One of the most perplexing fossils is Hallucigenia. Its initial reconstruction placed it walking on stilt-like spines with a row of tentacles on its back, a configuration that puzzled paleontologists for years. Later discoveries revealed this interpretation was upside down; the spines were for defense on its back, while the tentacles were actually pairs of legs for walking.
Wriggling along the muddy bottom was Wiwaxia, a slug-like animal that was well-defended. Its body was covered in small, scale-like plates called sclerites, with two rows of long, sharp spines running along its back. These spines would have made it a difficult meal for predators like Anomalocaris.
A small, ribbon-like animal, Pikaia swam by undulating its body from side to side. It is noteworthy because it possessed a primitive version of a notochord, a flexible rod that provides support. This feature is a hallmark of the phylum Chordata, making it a distant relative of all vertebrates.
The fauna of the Burgess Shale represents a period of intense evolutionary experimentation. The vast array of body plans shows that while some designs led to the major animal groups we see today, many others vanished completely.
In contrast, many of the more bizarre animals of the Burgess Shale represent evolutionary paths that ultimately came to an end. Creatures like Opabinia and Anomalocaris belong to groups that have no living descendants. Their unique body plans, with features like five eyes or a circular jaw, were experiments that did not persist beyond the Cambrian period. Their extinction illustrates the contingent nature of evolution, where many early branches of life were pruned.

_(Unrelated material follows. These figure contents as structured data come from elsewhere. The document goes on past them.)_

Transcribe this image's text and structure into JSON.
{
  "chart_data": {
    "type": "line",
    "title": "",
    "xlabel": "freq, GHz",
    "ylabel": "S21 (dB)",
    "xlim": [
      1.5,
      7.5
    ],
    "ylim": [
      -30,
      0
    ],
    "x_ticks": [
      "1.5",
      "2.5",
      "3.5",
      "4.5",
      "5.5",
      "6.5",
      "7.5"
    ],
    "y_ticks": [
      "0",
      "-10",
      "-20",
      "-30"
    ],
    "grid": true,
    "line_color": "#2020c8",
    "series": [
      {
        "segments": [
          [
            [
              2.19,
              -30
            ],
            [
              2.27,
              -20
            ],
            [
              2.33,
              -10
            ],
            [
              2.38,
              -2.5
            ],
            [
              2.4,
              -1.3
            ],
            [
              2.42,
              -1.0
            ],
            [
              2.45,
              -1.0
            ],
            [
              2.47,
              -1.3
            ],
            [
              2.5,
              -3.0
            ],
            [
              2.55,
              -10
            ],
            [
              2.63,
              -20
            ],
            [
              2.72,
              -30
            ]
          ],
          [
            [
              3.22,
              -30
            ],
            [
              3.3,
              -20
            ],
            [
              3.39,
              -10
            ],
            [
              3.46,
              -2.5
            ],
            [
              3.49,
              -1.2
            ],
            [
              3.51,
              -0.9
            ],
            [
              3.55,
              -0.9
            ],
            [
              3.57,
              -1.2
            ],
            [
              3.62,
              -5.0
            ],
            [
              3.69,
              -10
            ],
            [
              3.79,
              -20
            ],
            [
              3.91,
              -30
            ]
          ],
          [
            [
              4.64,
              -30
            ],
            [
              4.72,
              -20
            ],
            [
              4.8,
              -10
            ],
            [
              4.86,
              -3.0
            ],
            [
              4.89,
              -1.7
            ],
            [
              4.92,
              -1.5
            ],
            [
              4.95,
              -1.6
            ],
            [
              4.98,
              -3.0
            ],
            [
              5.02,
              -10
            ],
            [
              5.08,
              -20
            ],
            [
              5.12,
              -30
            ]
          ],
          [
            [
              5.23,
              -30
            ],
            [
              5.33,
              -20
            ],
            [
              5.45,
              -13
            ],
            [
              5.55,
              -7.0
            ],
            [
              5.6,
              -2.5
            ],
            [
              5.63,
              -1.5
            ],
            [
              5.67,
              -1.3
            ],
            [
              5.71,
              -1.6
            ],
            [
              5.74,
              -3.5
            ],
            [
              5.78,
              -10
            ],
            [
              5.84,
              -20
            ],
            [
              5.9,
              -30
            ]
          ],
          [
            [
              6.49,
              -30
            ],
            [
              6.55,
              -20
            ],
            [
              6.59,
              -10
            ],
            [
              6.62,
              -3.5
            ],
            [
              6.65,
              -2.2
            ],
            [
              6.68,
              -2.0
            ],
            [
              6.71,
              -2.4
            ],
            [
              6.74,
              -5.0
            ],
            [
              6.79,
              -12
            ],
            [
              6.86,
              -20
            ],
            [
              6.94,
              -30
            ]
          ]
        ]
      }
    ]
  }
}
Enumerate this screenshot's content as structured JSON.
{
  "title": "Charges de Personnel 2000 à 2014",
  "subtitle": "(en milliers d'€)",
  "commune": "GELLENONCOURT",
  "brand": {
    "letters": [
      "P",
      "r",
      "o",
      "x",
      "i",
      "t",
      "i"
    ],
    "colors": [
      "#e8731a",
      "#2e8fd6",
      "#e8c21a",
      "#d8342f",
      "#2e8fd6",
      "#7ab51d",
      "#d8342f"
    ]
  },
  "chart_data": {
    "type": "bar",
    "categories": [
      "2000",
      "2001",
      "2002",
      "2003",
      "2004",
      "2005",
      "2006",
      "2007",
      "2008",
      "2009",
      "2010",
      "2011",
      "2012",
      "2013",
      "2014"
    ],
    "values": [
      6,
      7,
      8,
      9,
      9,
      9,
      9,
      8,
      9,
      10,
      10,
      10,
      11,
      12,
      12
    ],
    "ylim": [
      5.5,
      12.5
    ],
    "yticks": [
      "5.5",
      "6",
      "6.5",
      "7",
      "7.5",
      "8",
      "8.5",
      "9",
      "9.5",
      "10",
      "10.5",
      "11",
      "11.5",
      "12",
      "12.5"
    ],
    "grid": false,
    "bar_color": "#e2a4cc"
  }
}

The discovery of the Burgess Shale fossils changed how scientists understood early animal evolution. Before these findings, the Cambrian Explosion was thought to involve the gradual appearance of simple ancestors of modern animal groups. The fossil record was dominated by hard shells and skeletons of familiar lineages. Soft-bodied animals were largely absent from this picture, leading to a skewed perception of Cambrian biodiversity.
The Burgess Shale shattered this view by revealing a surprising variety of complex and fully formed body plans that appeared suddenly in the fossil record. This showed that the base of the animal tree of life was not a simple, single trunk, but rather a dense, bushy structure with numerous, distinct branches.
This realization forced a major revision of evolutionary theory. It demonstrated that the history of life was not a straightforward march of progress from simple to complex. Instead, it was a history of explosive diversification followed by mass extinction, which winnowed down the range of body plans. The fossils from this site continue to inform our understanding of the origins of animal life.